The league’s punishment for the New England Patriots was as follows: 1) the Patriots paid $1.1 million in club fines, 1) they lost a 2021 third-round pick and 3) the Patriots’ TV crews will not be allowed to shoot games during 2020 season. Unlike the first Spygate scandal, the NFL didn’t hit Belichick with any fines, perhaps an indicator he was not linked to the wrongdoing, which stemmed from a Patriots staffer videotaping the Cincinnati Bengals sideline during the 2019 season.
“Obviously had a long investigation on that,” Belichick said Friday on a videoconference call. “Really, we’re just looking ahead.

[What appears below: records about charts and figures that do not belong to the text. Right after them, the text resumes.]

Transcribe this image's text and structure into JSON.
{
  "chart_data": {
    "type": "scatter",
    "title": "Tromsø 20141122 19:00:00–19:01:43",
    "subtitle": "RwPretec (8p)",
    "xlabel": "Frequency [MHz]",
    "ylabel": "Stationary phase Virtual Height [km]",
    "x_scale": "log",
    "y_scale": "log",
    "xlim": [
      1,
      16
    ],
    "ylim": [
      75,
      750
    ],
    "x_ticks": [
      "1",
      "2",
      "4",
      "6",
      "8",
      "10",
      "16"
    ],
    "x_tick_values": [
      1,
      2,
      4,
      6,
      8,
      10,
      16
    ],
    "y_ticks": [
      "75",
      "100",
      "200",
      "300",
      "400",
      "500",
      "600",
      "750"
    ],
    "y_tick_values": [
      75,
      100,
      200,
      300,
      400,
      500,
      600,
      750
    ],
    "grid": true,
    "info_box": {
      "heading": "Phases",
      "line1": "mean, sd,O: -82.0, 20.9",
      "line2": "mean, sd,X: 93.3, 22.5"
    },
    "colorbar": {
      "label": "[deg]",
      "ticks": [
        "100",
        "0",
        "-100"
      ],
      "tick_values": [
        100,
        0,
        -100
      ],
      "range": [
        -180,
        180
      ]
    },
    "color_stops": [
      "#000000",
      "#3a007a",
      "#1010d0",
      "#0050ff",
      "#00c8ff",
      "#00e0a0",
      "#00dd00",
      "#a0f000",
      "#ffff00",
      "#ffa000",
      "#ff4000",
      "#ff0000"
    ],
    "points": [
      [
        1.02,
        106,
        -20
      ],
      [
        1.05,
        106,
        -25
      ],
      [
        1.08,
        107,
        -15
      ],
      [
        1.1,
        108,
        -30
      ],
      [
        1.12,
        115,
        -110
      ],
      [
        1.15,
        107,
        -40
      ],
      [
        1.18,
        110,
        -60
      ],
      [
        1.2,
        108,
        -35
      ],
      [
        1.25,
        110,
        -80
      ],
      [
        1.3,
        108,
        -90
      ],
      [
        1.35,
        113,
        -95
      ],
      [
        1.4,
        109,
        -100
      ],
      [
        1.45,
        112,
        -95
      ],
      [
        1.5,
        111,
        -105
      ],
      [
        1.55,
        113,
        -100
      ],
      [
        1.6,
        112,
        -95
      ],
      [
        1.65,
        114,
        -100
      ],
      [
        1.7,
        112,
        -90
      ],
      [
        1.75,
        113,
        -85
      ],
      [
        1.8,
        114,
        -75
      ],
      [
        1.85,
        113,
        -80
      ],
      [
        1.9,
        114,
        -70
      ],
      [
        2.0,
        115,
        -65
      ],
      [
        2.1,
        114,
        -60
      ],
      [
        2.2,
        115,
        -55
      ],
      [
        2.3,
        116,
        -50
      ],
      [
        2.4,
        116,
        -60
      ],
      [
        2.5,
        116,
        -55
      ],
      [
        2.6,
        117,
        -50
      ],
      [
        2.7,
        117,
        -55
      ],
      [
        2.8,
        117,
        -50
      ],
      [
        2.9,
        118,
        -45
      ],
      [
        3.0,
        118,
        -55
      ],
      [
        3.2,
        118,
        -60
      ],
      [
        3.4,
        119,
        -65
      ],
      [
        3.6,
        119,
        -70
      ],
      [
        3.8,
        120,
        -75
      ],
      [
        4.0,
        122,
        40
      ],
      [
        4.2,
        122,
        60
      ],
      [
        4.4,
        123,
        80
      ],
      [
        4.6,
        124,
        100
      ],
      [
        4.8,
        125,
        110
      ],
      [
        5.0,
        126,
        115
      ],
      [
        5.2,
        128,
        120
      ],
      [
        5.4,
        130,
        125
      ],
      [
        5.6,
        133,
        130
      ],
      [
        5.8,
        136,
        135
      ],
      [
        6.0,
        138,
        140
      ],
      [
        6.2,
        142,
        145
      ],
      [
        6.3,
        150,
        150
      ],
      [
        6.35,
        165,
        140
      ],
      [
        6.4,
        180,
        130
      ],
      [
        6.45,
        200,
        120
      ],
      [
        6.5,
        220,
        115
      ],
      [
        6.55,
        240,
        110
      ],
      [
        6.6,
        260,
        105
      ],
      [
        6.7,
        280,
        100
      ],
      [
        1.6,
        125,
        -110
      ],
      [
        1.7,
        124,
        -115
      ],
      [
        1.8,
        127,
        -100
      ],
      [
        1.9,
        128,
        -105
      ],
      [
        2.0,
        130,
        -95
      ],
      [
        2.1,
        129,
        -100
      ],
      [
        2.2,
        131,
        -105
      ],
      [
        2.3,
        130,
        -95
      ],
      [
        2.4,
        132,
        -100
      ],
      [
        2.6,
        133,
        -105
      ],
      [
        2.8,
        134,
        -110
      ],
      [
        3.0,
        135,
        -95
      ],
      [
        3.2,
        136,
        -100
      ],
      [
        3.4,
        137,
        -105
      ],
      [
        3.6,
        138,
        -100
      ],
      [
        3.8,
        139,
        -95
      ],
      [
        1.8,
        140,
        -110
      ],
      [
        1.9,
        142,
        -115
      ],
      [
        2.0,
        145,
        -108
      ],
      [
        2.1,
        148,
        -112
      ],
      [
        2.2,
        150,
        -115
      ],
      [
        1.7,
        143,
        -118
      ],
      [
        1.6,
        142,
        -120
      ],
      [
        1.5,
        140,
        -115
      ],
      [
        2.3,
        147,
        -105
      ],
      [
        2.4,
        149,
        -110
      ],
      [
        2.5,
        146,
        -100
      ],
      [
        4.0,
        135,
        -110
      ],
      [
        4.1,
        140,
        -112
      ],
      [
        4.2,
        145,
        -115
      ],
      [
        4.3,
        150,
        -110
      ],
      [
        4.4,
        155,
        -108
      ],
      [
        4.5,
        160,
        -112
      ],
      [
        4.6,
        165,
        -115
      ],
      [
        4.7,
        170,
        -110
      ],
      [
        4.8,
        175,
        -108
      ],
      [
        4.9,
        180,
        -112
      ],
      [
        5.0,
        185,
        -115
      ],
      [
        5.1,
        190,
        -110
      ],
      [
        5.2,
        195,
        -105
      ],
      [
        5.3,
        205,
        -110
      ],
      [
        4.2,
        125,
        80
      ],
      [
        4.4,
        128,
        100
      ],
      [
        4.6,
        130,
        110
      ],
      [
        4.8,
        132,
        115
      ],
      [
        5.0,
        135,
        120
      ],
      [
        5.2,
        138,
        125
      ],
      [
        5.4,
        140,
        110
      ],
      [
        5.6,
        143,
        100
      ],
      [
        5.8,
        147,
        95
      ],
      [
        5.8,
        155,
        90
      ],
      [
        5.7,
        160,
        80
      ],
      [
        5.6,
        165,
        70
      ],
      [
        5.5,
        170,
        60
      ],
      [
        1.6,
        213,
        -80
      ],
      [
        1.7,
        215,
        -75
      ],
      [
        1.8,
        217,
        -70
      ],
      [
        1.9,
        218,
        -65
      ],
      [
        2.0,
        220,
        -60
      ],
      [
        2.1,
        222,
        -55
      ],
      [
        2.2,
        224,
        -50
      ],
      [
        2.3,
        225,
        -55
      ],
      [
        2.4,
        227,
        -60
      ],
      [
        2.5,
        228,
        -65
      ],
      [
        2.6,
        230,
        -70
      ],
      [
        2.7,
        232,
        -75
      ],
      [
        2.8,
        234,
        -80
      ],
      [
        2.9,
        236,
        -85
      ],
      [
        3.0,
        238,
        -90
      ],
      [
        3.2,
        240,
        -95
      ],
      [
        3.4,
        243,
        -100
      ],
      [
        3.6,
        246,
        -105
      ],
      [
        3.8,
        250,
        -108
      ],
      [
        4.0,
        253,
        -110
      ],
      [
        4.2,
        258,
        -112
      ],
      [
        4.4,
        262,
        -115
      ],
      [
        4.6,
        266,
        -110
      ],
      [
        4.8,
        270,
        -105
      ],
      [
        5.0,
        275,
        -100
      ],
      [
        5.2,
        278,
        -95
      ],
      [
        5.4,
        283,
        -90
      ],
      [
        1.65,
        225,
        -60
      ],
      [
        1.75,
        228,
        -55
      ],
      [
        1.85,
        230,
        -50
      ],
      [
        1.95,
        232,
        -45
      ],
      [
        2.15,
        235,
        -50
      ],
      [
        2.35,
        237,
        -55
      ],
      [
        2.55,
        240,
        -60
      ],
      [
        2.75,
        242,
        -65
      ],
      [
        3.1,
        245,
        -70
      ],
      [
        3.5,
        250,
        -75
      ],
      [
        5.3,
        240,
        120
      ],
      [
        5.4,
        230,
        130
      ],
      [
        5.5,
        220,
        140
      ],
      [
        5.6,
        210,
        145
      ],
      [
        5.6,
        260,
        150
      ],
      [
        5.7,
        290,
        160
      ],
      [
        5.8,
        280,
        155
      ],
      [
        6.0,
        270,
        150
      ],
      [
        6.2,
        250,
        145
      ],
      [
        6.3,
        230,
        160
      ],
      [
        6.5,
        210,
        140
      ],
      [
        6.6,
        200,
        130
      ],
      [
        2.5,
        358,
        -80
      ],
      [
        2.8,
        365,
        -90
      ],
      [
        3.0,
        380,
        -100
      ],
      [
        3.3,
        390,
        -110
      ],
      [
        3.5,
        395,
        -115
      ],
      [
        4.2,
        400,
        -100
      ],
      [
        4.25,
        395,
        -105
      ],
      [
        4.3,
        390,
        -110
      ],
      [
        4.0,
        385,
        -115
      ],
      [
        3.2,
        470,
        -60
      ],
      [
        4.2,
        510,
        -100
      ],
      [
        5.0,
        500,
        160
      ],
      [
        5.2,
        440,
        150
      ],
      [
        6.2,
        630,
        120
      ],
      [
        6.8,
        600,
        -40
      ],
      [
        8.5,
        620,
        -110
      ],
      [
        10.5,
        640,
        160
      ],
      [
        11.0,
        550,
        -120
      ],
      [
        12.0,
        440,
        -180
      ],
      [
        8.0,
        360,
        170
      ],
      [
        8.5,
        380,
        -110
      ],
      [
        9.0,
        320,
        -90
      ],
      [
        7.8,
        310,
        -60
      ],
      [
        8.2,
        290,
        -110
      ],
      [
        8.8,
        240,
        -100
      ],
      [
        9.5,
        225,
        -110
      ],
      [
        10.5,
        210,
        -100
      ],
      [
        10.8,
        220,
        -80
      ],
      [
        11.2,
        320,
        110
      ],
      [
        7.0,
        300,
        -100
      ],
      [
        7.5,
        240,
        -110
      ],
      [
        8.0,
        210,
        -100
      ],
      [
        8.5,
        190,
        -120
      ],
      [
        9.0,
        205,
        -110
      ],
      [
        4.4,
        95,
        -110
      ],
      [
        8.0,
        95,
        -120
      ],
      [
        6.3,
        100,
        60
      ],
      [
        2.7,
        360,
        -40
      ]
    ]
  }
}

We have a lot of things in front of us here, especially just getting ready for the season and all that. We’ve moved on. We’ll deal with what we have to do in front of us here. Just let everything go into the rearview mirror.”
New England admitted to the wrongdoing but said the transgression was inadvertent, with the staffer taking the video for a production for the team’s website. When news of the league’s investigation broke, Belichick made an effort to distance the football organization from any wrongdoing.
“Again, I have no involvement in this or knowledge of it,” he told reporters in December. “I really don’t have any idea what exactly is going on. I can tell you that we’ve never as a coaching staff — I personally have never used any video footage at all, anything that those production people have done other than what’s shown on public television or something like that.
“We don’t have anything to do with what they do, so I really don’t have much knowledge of the situation at all.”
The punishment went practically unnoticed as news broke about the Patriots signing Cam Newton within the same hour of the NFL announcing the punishment. The timing of it all seemed like an intentional effort from New England to redirect the conversation.